Many older adults may only prepare meals for one and therefore worry about wasting wholesome ingredients, like fresh fruits, vegetables, meats or dairy, which can spoil quickly and may require more frequent restocking. Seniors may find themselves choosing what is quick and easy—a frozen, prepared or take-out meal that is high in fat, salt and calories—rather than taking the time and labor to prepare fresh, nutritious meals. An unbalanced diet can complicate existing health problems or put older adults at risk for obesity, heart disease and Type 2 diabetes, which could jeopardize their ability to remain independent over the long term.
“Maintaining a healthy diet is one of the key lifestyle choices for older adults who want to stay independent and active,” said Jon Benson, director of culinary operations at Classic Residence by Hyatt. “I encourage older adults to take advantage of all the delicious fruits and vegetables at the peak of freshness this time of year.”
Fresh and Healthy Summertime Fare
Summer is an ideal time for older adults to reintroduce themselves to fruits and vegetables that are surprisingly delicious, convenient, packed with vitamins and minerals, and naturally low in fat, calories and sodium.

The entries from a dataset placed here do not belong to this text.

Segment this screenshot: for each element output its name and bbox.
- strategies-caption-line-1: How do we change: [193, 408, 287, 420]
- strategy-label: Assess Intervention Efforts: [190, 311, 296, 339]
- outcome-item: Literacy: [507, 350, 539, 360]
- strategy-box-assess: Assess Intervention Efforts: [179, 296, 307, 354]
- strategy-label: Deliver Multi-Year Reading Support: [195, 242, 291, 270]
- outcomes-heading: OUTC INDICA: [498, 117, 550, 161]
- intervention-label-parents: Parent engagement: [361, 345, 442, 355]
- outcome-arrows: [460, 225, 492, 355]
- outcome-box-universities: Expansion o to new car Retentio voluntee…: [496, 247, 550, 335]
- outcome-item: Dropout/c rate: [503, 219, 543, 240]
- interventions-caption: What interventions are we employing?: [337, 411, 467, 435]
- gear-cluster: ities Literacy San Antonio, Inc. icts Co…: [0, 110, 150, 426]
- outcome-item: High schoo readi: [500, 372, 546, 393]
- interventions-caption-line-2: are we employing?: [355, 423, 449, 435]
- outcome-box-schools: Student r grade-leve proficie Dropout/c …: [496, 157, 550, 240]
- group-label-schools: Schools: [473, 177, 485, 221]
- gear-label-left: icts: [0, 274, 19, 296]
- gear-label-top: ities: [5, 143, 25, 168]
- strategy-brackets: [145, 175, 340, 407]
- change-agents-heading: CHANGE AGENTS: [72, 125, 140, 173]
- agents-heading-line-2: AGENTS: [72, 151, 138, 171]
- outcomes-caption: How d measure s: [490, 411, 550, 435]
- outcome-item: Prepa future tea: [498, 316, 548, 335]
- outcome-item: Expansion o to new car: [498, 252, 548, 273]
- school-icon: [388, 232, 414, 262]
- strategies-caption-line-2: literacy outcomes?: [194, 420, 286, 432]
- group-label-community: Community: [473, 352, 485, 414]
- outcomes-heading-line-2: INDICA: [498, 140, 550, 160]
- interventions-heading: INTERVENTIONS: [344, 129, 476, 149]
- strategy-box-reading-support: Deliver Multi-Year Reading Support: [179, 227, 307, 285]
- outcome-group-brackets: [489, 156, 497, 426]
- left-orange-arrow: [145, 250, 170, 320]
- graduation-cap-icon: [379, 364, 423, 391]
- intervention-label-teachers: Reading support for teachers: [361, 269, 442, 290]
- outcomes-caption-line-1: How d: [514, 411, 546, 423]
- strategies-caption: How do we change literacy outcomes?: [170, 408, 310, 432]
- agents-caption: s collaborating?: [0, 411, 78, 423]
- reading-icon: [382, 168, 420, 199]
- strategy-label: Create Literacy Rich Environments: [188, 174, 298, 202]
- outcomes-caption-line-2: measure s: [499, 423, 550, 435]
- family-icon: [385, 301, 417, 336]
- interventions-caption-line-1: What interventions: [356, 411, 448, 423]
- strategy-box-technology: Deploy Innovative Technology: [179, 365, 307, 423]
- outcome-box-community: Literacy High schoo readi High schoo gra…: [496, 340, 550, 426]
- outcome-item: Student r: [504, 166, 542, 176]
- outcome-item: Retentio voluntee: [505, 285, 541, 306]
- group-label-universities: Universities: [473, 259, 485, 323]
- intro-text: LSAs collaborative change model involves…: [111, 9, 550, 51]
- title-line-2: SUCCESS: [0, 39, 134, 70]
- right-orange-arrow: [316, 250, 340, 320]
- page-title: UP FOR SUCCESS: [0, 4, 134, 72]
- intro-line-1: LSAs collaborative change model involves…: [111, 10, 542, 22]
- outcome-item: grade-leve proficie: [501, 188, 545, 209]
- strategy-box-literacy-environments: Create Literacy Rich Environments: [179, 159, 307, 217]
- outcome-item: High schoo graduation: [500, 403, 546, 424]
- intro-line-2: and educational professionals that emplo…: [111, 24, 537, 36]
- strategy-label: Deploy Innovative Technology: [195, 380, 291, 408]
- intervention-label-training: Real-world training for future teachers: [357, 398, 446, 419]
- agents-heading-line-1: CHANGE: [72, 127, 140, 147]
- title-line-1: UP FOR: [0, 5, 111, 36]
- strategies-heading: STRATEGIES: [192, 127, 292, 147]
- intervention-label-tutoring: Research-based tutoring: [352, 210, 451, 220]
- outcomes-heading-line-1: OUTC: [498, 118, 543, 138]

Many fruits and vegetables reach their peak freshness during the summer and have a versatile range of low fuss preparation methods such as eating them raw or microwave cooking. During the summer months, fresh, locally grown produce is readily available at the area farmer’s markets making healthy meal planning even easier for older adults.Summer Cooking Tips for All Ages
Jon Benson recommends the following cooking tips to make the most out of the summer season:
- Shop at the farmers’ market: Visit a local farmers’ market and choose a new vegetable you have never prepared before. You can also be more selective about the amount of food that you buy, for example, choosing two large carrots for a meal versus a whole bag of carrots from the grocery store.

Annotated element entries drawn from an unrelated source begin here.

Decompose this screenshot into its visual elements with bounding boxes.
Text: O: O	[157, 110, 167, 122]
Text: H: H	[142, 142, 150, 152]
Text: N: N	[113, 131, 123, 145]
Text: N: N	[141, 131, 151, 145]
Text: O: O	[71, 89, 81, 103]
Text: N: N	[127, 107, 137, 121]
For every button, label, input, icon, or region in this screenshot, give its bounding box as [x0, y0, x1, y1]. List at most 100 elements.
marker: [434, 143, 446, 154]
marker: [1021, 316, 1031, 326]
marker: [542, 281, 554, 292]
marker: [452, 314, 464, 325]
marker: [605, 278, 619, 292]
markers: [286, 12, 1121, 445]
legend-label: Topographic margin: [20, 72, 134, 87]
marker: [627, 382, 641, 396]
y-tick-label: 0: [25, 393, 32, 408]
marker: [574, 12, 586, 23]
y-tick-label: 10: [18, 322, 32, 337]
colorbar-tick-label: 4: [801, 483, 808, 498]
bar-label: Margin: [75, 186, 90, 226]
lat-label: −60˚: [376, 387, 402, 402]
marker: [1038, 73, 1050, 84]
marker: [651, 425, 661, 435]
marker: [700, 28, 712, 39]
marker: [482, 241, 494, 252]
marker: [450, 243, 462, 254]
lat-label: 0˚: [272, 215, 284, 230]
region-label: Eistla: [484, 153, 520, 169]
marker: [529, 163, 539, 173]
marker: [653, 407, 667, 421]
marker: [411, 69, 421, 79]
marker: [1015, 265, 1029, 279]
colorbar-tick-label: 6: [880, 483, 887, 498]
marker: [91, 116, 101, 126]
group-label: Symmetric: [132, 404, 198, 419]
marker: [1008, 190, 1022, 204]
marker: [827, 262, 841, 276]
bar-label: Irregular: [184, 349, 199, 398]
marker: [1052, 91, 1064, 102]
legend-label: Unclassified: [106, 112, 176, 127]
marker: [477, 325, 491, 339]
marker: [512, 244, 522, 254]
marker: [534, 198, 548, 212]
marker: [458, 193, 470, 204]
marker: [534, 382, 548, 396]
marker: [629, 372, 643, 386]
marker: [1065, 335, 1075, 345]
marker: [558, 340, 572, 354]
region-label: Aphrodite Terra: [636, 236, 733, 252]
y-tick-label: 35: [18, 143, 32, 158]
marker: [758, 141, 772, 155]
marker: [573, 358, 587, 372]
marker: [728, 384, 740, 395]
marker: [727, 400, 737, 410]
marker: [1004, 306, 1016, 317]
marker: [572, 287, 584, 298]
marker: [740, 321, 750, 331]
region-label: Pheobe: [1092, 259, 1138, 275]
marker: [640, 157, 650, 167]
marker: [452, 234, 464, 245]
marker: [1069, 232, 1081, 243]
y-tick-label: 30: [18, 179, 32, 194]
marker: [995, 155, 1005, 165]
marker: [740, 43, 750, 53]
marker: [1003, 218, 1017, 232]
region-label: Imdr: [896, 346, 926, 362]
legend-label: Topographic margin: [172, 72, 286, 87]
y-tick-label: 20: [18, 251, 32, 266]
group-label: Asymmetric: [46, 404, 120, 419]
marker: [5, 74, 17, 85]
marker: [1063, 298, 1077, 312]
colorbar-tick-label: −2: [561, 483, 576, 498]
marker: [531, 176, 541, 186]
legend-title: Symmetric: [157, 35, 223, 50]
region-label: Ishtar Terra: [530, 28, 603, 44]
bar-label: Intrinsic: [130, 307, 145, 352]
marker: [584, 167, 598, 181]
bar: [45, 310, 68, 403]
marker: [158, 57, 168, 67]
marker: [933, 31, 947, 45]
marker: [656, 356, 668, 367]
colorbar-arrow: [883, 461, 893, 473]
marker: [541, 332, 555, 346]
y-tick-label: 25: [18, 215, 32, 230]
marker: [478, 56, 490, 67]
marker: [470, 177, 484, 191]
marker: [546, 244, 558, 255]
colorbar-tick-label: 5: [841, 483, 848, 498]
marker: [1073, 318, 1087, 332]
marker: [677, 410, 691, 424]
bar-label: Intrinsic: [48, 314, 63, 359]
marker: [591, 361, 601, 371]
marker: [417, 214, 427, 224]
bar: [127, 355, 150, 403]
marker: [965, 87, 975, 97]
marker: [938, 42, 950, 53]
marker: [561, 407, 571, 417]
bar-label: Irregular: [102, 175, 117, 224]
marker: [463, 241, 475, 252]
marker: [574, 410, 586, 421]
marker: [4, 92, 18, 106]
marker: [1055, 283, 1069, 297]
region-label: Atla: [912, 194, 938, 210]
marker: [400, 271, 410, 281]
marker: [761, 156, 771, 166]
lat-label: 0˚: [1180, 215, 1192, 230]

- Fire up the grill: Countless vegetables and even some fruits can be grilled for an easy one-person meal. Grilling requires less cleanup than stovetop cooking, and you can easily marinate meats and vegetables in a plastic zipper bag. A piece of salmon or chicken breast can be grilled and served on top of mixed green salad with vinaigrette dressing.
- Season to perfection: Add flavorful herbs from the garden such as rosemary, basil, dill or lavender to your cooking.

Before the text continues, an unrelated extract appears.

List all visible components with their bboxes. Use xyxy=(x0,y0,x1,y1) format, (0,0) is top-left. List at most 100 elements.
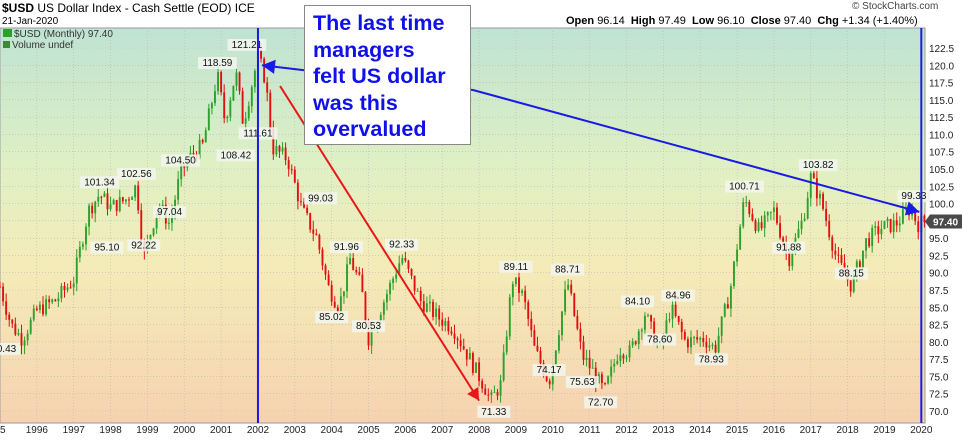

- Build your plate: Portion the food on your plate to include approximately one-fourth portion of fruits, one-fourth portion of vegetables, one-fourth portion of a meat or protein and one-fourth portion of a whole grain. Add a small portion of low fat dairy and you have a perfectly balanced meal.
- Mix refreshing drinks: Stay cool by making your own smoothies or fruit-infused water. Adding cucumber or watermelon to ice water is a refreshing alternative to high calorie sodas.
- Freeze your fruits: Fruits such as strawberries, blueberries and raspberries can be frozen for use at a later time, reducing food waste.